Rambus has won another round in its SDRAM fight, signing up Toshiba to its contentious licensing fee for the memory technology.

Rambus called Toshiba its longest standing technology licensee in a statement confirming the agreement. It did not disclose financial terms.

The agreement is a victory for Rambus in its battle to force memory chip makers to pay for the use of its technology in mainstream SDRAM and DDR memory chips. Most memory chip makers have been fighting Rambus over the licensing scheme, arguing it did not disclose ownership of the patents when it was a member of a memory chip industry standards-making group.

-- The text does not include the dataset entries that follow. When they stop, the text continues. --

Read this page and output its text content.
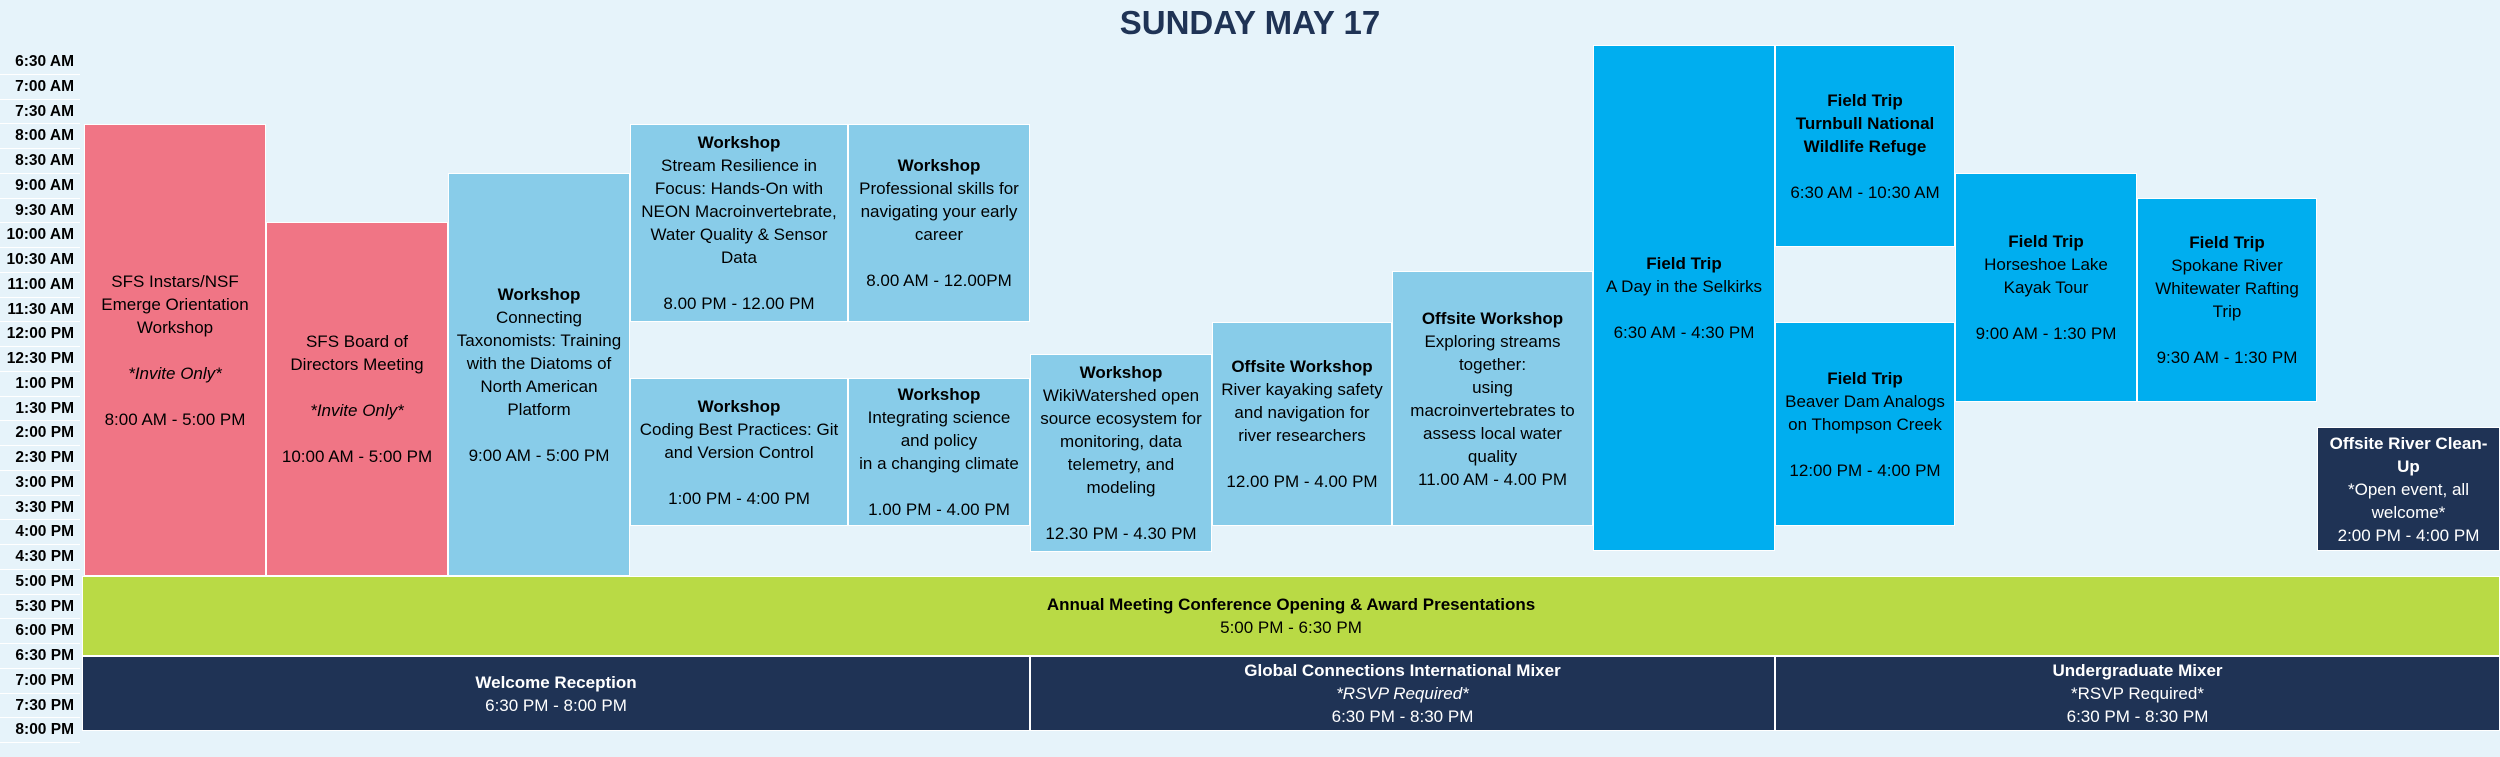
SUNDAY MAY 17
6:30 AM
7:00 AM
7:30 AM
8:00 AM
8:30 AM
9:00 AM
9:30 AM
10:00 AM
10:30 AM
11:00 AM
11:30 AM
12:00 PM
12:30 PM
1:00 PM
1:30 PM
2:00 PM
2:30 PM
3:00 PM
3:30 PM
4:00 PM
4:30 PM
5:00 PM
5:30 PM
6:00 PM
6:30 PM
7:00 PM
7:30 PM
8:00 PM
SFS Instars/NSF Emerge Orientation Workshop
*Invite Only*
8:00 AM - 5:00 PM
SFS Board of Directors Meeting
*Invite Only*
10:00 AM - 5:00 PM
Workshop
Connecting Taxonomists: Training with the Diatoms of North American Platform
9:00 AM - 5:00 PM
Workshop
Stream Resilience in Focus: Hands-On with NEON Macroinvertebrate, Water Quality & Sensor Data
8.00 PM - 12.00 PM
Workshop
Professional skills for navigating your early career
8.00 AM - 12.00PM
Workshop
Coding Best Practices: Git and Version Control
1:00 PM - 4:00 PM
Workshop
Integrating science and policy
in a changing climate
1.00 PM - 4.00 PM
Workshop
WikiWatershed open source ecosystem for monitoring, data telemetry, and modeling
12.30 PM - 4.30 PM
Offsite Workshop
River kayaking safety and navigation for river researchers
12.00 PM - 4.00 PM
Offsite Workshop
Exploring streams together:
using macroinvertebrates to assess local water quality
11.00 AM - 4.00 PM
Field Trip
A Day in the Selkirks
6:30 AM - 4:30 PM
Field Trip
Turnbull National Wildlife Refuge
6:30 AM - 10:30 AM
Field Trip
Beaver Dam Analogs on Thompson Creek
12:00 PM - 4:00 PM
Field Trip
Horseshoe Lake Kayak Tour
9:00 AM - 1:30 PM
Field Trip
Spokane River Whitewater Rafting Trip
9:30 AM - 1:30 PM
Offsite River Clean-Up
*Open event, all welcome*
2:00 PM - 4:00 PM
Annual Meeting Conference Opening & Award Presentations
5:00 PM - 6:30 PM
Welcome Reception
6:30 PM - 8:00 PM
Global Connections International Mixer
*RSVP Required*
6:30 PM - 8:30 PM
Undergraduate Mixer
*RSVP Required*
6:30 PM - 8:30 PM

Infineon led the revolt against Rambus in 2000, countersuing the company for allegedly using its influence with the standards group, the Joint Electron Devices Engineering Council, to purposefully design Rambus technology into the SDRAM standard with an eye for forcing companies to pay licensing fees.

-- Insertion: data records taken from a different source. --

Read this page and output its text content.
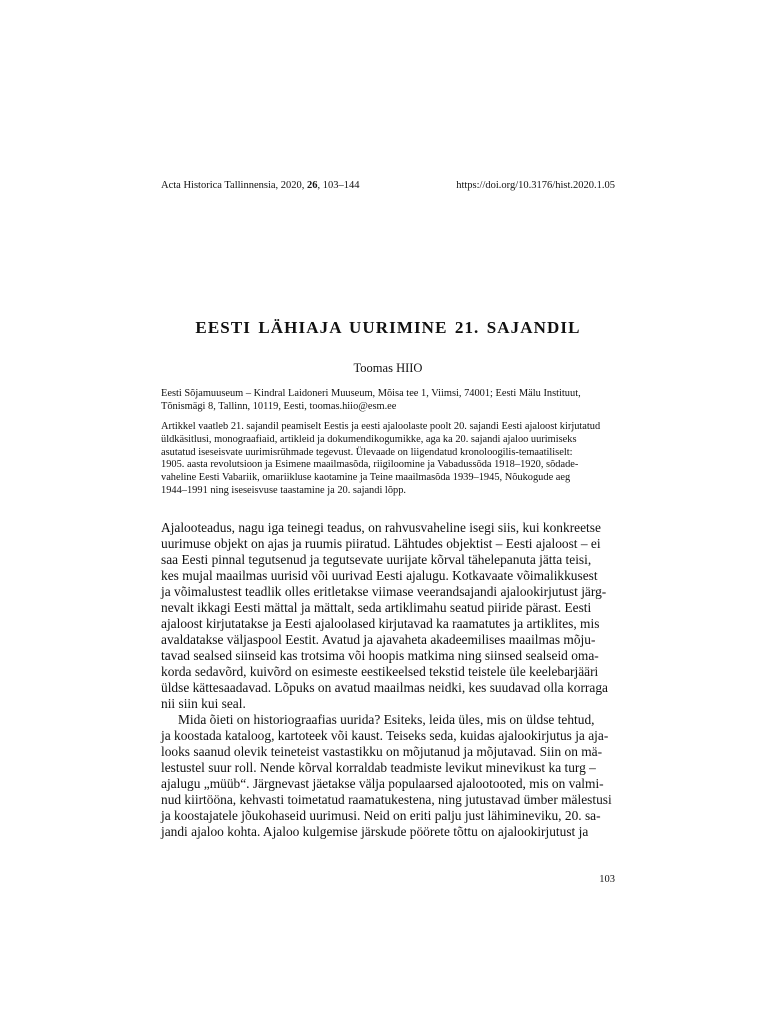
Acta Historica Tallinnensia, 2020, 26, 103–144	https://doi.org/10.3176/hist.2020.1.05
EESTI LÄHIAJA UURIMINE 21. SAJANDIL
Toomas HIIO
Eesti Sõjamuuseum – Kindral Laidoneri Muuseum, Mõisa tee 1, Viimsi, 74001; Eesti Mälu Instituut,
Tõnismägi 8, Tallinn, 10119, Eesti, toomas.hiio@esm.ee
Artikkel vaatleb 21. sajandil peamiselt Eestis ja eesti ajaloolaste poolt 20. sajandi Eesti ajaloost kirjutatud
üldkäsitlusi, monograafiaid, artikleid ja dokumendikogumikke, aga ka 20. sajandi ajaloo uurimiseks
asutatud iseseisvate uurimisrühmade tegevust. Ülevaade on liigendatud kronoloogilis-temaatiliselt:
1905. aasta revolutsioon ja Esimene maailmasõda, riigiloomine ja Vabadussõda 1918–1920, sõdade-
vaheline Eesti Vabariik, omariikluse kaotamine ja Teine maailmasõda 1939–1945, Nõukogude aeg
1944–1991 ning iseseisvuse taastamine ja 20. sajandi lõpp.
Ajalooteadus, nagu iga teinegi teadus, on rahvusvaheline isegi siis, kui konkreetse
uurimuse objekt on ajas ja ruumis piiratud. Lähtudes objektist – Eesti ajaloost – ei
saa Eesti pinnal tegutsenud ja tegutsevate uurijate kõrval tähelepanuta jätta teisi,
kes mujal maailmas uurisid või uurivad Eesti ajalugu. Kotkavaate võimalikkusest
ja võimalustest teadlik olles eritletakse viimase veerandsajandi ajalookirjutust järg-
nevalt ikkagi Eesti mättal ja mättalt, seda artiklimahu seatud piiride pärast. Eesti
ajaloost kirjutatakse ja Eesti ajaloolased kirjutavad ka raamatutes ja artiklites, mis
avaldatakse väljaspool Eestit. Avatud ja ajavaheta akadeemilises maailmas mõju-
tavad sealsed siinseid kas trotsima või hoopis matkima ning siinsed sealseid oma-
korda sedavõrd, kuivõrd on esimeste eestikeelsed tekstid teistele üle keelebarjääri
üldse kättesaadavad. Lõpuks on avatud maailmas neidki, kes suudavad olla korraga
nii siin kui seal.
Mida õieti on historiograafias uurida? Esiteks, leida üles, mis on üldse tehtud,
ja koostada kataloog, kartoteek või kaust. Teiseks seda, kuidas ajalookirjutus ja aja-
looks saanud olevik teineteist vastastikku on mõjutanud ja mõjutavad. Siin on mä-
lestustel suur roll. Nende kõrval korraldab teadmiste levikut minevikust ka turg –
ajalugu „müüb“. Järgnevast jäetakse välja populaarsed ajalootooted, mis on valmi-
nud kiirtööna, kehvasti toimetatud raamatukestena, ning jutustavad ümber mälestusi
ja koostajatele jõukohaseid uurimusi. Neid on eriti palju just lähimineviku, 20. sa-
jandi ajaloo kohta. Ajaloo kulgemise järskude pöörete tõttu on ajalookirjutust ja
103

Rambus ultimately won the suit, and has since sued a number of DRAM vendors for patent violations. In April, a California jury awarded Rambus $306.5 million in damages over a related patent suit against Hynix. The South Korean chip maker has appealed the ruling.

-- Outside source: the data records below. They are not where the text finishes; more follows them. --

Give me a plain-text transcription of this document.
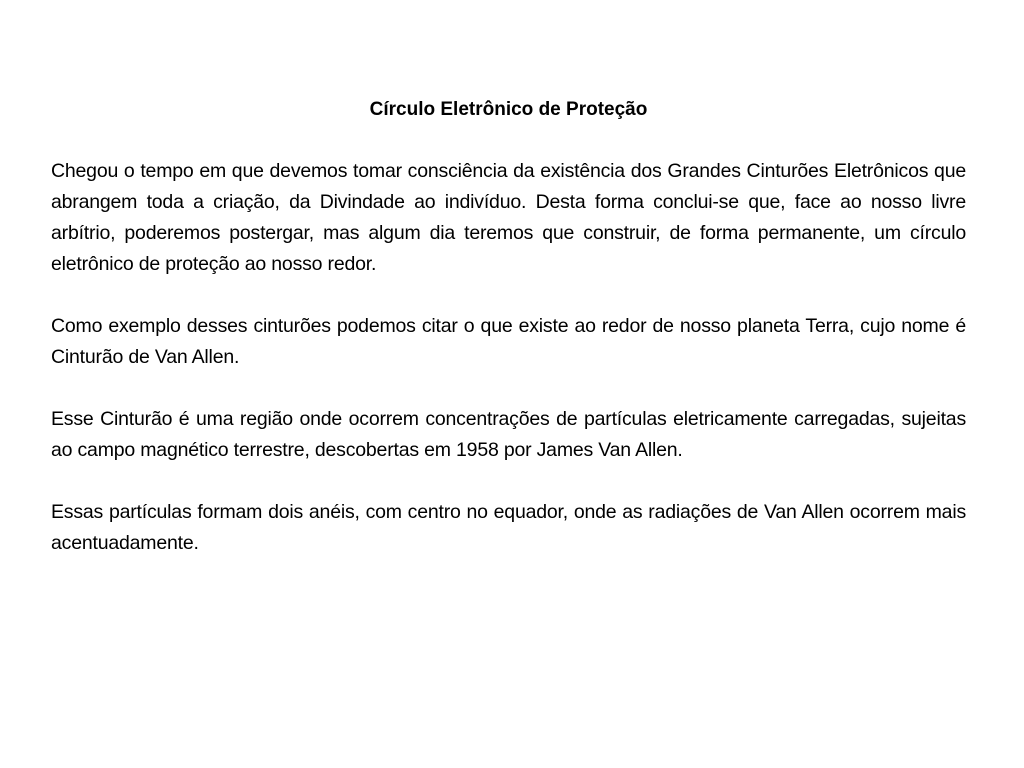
Círculo Eletrônico de Proteção

Chegou o tempo em que devemos tomar consciência da existência dos Grandes Cinturões Eletrônicos que abrangem toda a criação, da Divindade ao indivíduo. Desta forma conclui-se que, face ao nosso livre arbítrio, poderemos postergar, mas algum dia teremos que construir, de forma permanente, um círculo eletrônico de proteção ao nosso redor.

Como exemplo desses cinturões podemos citar o que existe ao redor de nosso planeta Terra, cujo nome é Cinturão de Van Allen.

Esse Cinturão é uma região onde ocorrem concentrações de partículas eletricamente carregadas, sujeitas ao campo magnético terrestre, descobertas em 1958 por James Van Allen.

Essas partículas formam dois anéis, com centro no equador, onde as radiações de Van Allen ocorrem mais acentuadamente.
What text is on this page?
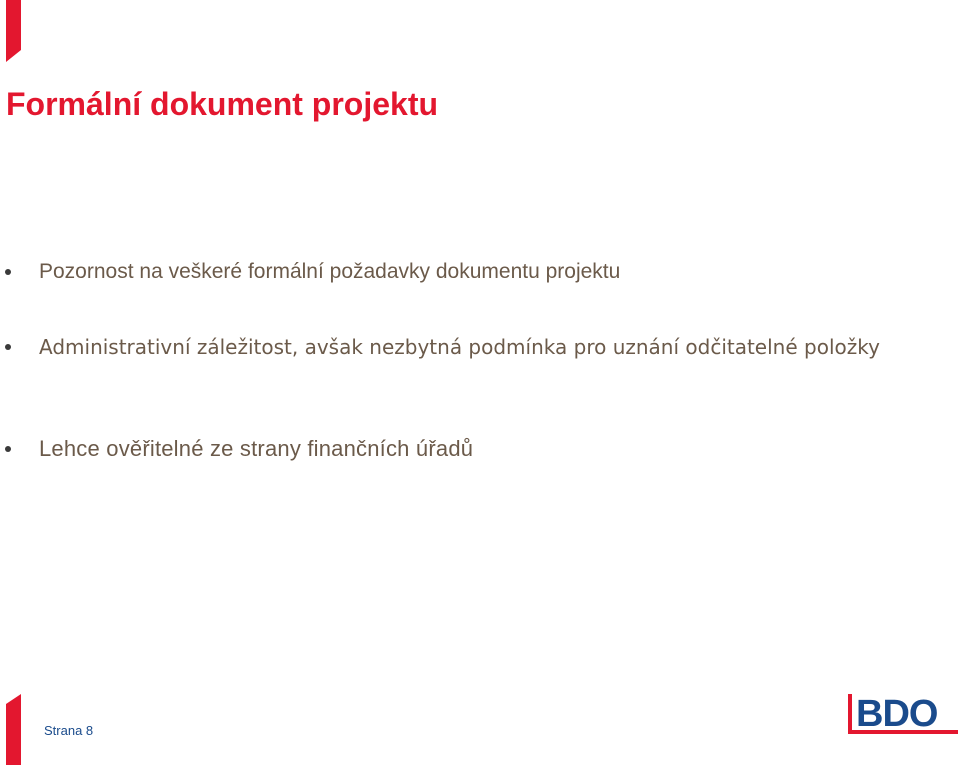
Formální dokument projektu
Pozornost na veškeré formální požadavky dokumentu projektu
Administrativní záležitost, avšak nezbytná podmínka pro uznání odčitatelné položky
Lehce ověřitelné ze strany finančních úřadů
Strana 8	BDO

Rambus has drawn up a number of SDRAM licensing agreements since it won the US case, including a deal with Infineon. Infineon started paying Rambus $5.85 million per quarter last November. The payments will cease in November 2007 unless Rambus is able to sign licensing deals with the other SDRAM vendors. Rambus stands to gain an additional $100 million from Infineon if it signs up new licensees.

Toshiba is one of the world's premier memory chip producers, and already licenses a host of other Rambus technology, including patents related to XDR DRAM (high speed DRAM), DDR2 (double data rate, second generation), and various Rambus serial link interface designs.